Align cultural change with modern process simulation to support the circular economy

At my first job, I worked for an EPC company as a process engineer. Two activities as a young engineer come to my mind when I think about that time. First, “playing” with the process simulator, the most fun part for me. And second, filing paper documents in a cabinet. What a waste of time! But someone had to do it. The simulator was only available on a few computers, and I had to wait my turn to use it, which often meant working late. It doesn´t sound very productive now, but it was “the normal way” at that time. Lately, however, market dynamics and changes in the workplace demand a completely new approach for engineering and operations. We are moving further away from paper, and the required technology can be available for every worker at any time.

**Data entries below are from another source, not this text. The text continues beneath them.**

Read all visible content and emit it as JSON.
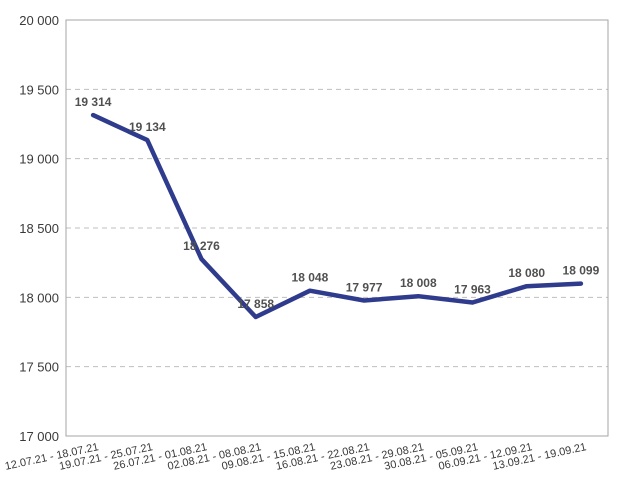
{
  "chart_data": {
    "type": "line",
    "categories": [
      "12.07.21 - 18.07.21",
      "19.07.21 - 25.07.21",
      "26.07.21 - 01.08.21",
      "02.08.21 - 08.08.21",
      "09.08.21 - 15.08.21",
      "16.08.21 - 22.08.21",
      "23.08.21 - 29.08.21",
      "30.08.21 - 05.09.21",
      "06.09.21 - 12.09.21",
      "13.09.21 - 19.09.21"
    ],
    "series": [
      {
        "values": [
          19314,
          19134,
          18276,
          17858,
          18048,
          17977,
          18008,
          17963,
          18080,
          18099
        ],
        "labels": [
          "19 314",
          "19 134",
          "18 276",
          "17 858",
          "18 048",
          "17 977",
          "18 008",
          "17 963",
          "18 080",
          "18 099"
        ],
        "color": "#2f3b8c"
      }
    ],
    "y_ticks": [
      17000,
      17500,
      18000,
      18500,
      19000,
      19500,
      20000
    ],
    "y_tick_labels": [
      "17 000",
      "17 500",
      "18 000",
      "18 500",
      "19 000",
      "19 500",
      "20 000"
    ],
    "ylim": [
      17000,
      20000
    ],
    "grid": "horizontal-dashed",
    "gridColor": "#bfbfbf",
    "axisColor": "#a6a6a6",
    "legend": "none"
  }
}
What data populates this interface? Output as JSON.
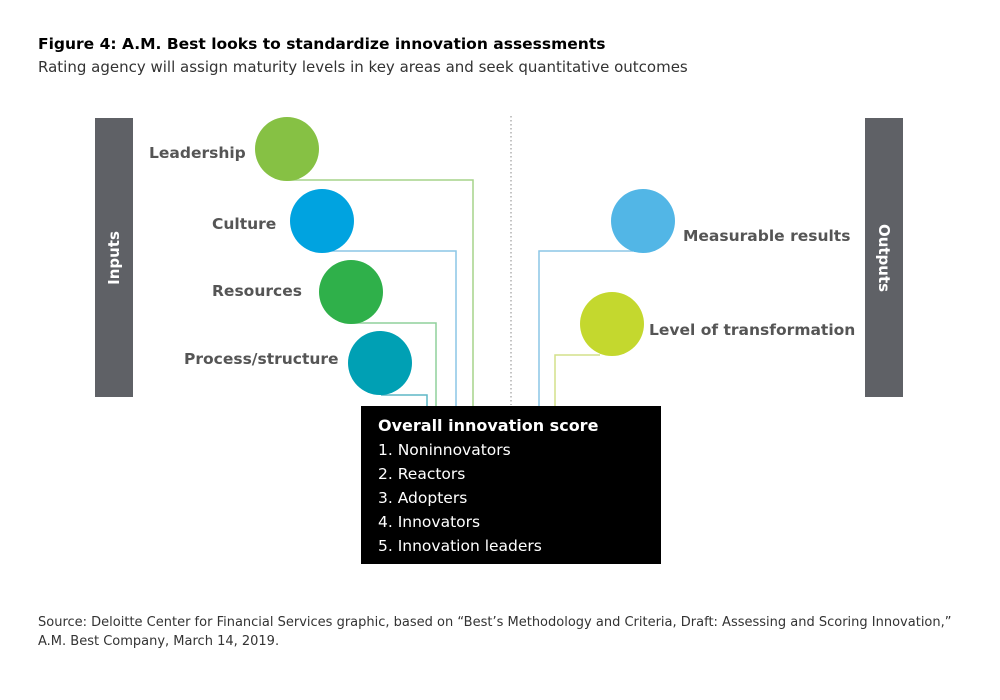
{
  "title": "Figure 4: A.M. Best looks to standardize innovation assessments",
  "subtitle": "Rating agency will assign maturity levels in key areas and seek quantitative outcomes",
  "inputs_label": "Inputs",
  "outputs_label": "Outputs",
  "inputs": [
    {
      "label": "Leadership",
      "color": "#86c144"
    },
    {
      "label": "Culture",
      "color": "#00a3e0"
    },
    {
      "label": "Resources",
      "color": "#2fb04a"
    },
    {
      "label": "Process/structure",
      "color": "#00a0b4"
    }
  ],
  "outputs": [
    {
      "label": "Measurable results",
      "color": "#52b6e6"
    },
    {
      "label": "Level of transformation",
      "color": "#c4d82e"
    }
  ],
  "score_box": {
    "heading": "Overall innovation score",
    "items": [
      "1. Noninnovators",
      "2. Reactors",
      "3. Adopters",
      "4. Innovators",
      "5. Innovation leaders"
    ]
  },
  "source": {
    "line1": "Source: Deloitte Center for Financial Services graphic, based on “Best’s Methodology and Criteria, Draft: Assessing and Scoring Innovation,”",
    "line2": "A.M. Best Company, March 14, 2019."
  }
}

More than ever, the process simulator is a critical tool for the chemical industry. But we need to evolve the way we simulate and interact with other disciplines to provide fast and reliable answers. Today, the market demands innovation for sustainable processes and recyclable products. Environmental regulations are constantly being reviewed, requiring plants to monitor operations and adjust facilities for full compliance. Legacy tools are stuck in the “old normal”, preventing engineers from keeping up with changes to drive the circular economy.

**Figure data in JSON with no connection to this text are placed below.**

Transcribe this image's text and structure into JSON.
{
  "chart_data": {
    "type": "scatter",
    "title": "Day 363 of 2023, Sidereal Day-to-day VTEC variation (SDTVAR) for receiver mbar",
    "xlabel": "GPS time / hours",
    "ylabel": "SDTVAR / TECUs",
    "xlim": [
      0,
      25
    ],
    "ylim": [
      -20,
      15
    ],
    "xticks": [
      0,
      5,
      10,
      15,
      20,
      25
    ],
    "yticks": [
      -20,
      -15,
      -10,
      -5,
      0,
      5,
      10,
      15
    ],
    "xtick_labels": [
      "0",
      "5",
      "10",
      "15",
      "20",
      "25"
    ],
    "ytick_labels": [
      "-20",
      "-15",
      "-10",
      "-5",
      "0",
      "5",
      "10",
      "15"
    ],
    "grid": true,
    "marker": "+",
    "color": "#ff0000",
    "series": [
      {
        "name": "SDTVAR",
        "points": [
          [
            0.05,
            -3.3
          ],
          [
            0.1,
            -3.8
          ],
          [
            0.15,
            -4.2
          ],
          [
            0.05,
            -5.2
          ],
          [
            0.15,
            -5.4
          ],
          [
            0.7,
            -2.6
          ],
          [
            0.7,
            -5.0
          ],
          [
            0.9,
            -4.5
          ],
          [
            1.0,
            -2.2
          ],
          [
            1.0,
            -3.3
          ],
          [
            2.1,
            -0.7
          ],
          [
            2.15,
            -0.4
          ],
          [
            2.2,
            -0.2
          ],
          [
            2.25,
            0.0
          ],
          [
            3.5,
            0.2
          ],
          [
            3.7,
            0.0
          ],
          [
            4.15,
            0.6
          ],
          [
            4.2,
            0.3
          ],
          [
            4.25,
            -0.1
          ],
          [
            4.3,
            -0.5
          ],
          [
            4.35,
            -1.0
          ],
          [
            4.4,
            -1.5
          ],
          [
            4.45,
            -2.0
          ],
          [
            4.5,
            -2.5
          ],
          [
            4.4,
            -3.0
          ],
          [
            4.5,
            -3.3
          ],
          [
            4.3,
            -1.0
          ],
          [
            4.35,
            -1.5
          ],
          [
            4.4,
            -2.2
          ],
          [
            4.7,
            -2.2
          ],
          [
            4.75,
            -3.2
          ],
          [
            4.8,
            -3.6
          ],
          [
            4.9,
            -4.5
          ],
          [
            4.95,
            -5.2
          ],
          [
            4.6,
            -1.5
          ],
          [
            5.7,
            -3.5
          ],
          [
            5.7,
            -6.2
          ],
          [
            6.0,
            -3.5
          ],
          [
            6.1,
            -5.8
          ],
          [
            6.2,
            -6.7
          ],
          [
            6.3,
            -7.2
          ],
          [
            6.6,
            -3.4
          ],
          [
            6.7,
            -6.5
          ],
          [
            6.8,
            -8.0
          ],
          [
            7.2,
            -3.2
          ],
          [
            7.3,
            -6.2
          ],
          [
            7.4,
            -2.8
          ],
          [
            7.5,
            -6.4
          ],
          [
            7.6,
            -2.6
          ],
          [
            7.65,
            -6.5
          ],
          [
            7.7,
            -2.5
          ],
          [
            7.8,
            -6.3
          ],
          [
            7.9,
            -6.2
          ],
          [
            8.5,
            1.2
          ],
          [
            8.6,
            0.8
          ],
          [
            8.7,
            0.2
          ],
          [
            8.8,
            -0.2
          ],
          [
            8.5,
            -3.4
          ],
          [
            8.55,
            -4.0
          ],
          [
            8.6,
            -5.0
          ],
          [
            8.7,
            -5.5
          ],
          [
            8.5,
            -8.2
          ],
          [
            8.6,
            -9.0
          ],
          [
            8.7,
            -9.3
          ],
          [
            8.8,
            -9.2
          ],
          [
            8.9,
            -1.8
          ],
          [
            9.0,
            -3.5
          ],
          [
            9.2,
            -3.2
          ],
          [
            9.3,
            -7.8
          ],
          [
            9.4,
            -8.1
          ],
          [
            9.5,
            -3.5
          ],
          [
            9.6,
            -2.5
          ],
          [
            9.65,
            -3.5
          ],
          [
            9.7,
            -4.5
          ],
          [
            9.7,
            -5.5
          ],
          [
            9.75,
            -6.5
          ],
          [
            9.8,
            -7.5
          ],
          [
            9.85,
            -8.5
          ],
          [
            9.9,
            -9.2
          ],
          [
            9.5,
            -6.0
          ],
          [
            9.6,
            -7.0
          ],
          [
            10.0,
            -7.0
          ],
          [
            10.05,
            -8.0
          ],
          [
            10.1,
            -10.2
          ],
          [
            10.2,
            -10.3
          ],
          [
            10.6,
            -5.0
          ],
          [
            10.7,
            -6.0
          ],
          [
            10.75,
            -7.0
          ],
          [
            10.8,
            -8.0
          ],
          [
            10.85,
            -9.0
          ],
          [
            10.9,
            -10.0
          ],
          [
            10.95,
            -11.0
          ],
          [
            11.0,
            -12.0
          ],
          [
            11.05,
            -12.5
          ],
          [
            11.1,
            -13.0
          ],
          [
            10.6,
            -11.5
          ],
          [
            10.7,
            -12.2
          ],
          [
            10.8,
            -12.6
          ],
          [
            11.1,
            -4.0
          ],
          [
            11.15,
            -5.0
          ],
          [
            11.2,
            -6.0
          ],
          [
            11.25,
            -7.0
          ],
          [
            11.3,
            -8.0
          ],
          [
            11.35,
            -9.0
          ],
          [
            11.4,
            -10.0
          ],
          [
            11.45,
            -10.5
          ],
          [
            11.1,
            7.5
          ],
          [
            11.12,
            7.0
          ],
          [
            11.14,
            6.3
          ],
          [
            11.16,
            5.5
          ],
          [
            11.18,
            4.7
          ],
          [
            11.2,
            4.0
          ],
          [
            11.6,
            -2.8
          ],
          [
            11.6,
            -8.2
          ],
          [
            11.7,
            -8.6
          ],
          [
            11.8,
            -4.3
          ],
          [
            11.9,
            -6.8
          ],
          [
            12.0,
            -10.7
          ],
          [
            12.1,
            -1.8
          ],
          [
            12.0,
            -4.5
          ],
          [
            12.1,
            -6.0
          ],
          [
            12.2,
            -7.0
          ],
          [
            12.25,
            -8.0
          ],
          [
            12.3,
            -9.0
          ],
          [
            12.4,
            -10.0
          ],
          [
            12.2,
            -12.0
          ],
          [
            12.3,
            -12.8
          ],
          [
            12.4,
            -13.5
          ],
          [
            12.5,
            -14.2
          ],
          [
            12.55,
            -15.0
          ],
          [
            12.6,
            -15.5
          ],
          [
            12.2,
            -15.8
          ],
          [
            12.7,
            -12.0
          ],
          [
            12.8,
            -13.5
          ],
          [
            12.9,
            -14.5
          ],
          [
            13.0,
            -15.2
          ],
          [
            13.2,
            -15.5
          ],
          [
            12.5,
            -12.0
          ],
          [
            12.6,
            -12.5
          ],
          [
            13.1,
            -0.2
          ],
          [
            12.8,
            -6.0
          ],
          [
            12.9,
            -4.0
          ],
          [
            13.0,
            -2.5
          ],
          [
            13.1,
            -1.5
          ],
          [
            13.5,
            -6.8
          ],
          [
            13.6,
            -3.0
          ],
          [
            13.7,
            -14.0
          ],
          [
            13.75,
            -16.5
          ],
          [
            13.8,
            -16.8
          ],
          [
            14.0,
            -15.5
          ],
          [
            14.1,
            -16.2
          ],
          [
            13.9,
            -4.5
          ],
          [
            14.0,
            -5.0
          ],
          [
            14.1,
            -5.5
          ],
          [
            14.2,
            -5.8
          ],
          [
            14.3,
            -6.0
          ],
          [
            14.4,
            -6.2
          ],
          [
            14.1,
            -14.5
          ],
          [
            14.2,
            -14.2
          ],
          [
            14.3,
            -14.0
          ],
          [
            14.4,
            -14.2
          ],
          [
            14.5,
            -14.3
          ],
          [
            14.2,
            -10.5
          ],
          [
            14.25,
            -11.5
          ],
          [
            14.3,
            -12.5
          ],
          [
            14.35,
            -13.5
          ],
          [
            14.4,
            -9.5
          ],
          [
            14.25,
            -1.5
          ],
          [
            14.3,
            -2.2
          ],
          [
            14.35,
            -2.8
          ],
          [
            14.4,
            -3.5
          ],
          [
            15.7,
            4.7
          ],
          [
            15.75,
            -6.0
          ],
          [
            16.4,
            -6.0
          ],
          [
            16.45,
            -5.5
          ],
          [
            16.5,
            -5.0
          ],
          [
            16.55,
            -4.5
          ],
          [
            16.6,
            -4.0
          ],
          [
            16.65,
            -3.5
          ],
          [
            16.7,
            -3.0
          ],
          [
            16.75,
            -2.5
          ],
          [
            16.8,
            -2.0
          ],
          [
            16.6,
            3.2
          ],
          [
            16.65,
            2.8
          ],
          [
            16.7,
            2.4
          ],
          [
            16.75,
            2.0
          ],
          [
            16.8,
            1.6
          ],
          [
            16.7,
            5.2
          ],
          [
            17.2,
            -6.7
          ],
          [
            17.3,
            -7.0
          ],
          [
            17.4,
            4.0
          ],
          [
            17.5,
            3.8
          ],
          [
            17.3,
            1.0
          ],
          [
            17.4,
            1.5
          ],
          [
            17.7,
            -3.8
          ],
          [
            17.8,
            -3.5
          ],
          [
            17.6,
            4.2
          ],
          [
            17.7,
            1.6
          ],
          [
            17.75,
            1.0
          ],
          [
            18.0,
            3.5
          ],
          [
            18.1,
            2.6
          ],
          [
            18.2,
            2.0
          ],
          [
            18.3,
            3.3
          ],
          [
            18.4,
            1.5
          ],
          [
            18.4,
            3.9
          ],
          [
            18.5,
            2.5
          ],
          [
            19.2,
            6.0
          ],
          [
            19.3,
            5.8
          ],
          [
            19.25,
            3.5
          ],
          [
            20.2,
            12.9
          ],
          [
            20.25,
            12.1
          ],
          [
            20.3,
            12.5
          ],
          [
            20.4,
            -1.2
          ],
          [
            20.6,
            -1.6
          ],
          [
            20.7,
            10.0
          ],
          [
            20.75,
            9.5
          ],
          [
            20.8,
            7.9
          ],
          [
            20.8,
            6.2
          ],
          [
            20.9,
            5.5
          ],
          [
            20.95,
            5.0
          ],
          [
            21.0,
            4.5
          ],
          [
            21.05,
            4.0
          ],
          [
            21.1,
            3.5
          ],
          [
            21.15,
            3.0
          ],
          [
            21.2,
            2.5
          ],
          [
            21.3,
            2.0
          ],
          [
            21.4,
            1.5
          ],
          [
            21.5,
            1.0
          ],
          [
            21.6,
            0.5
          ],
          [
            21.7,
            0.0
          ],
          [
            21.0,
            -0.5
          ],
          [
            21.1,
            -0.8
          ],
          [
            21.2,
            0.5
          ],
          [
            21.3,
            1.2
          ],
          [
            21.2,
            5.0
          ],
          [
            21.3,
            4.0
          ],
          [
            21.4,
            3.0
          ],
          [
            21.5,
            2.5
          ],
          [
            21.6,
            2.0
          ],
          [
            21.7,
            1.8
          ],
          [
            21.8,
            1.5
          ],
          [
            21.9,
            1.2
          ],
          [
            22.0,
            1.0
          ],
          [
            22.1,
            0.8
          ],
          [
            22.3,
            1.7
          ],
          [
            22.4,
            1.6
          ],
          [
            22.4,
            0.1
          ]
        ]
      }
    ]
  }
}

On the other side, the workplace has changed too. The new generation of engineers brings different expectations for the work environment than my young self. They want to feel productive and execute meaningful work. At the same time, digital technology is affordable and has been proven to ensure higher levels of collaboration and agility so engineers can quickly respond to new market demands. To remain competitive and seek sustainable business, organizations need to take advantage of all that the digital world can offer and transform how work is done.


Process simulation is a crucial enabler of the transformation required to develop the circular economy. It´s the first step to engineer a new facility or modernize an existing asset, while it can also be used to optimize operations. A cloud-based process simulator combined with artificial intelligence (AI) and incorporated into the more extensive digital structure for engineering allows us to find the solution for problems that we could not handle before. When this digital transformation for engineering aligns with a new mindset for work, we can be more productive and more creative than ever. We can unlock the resources to pave the way and build a genuinely sustainable chemical industry.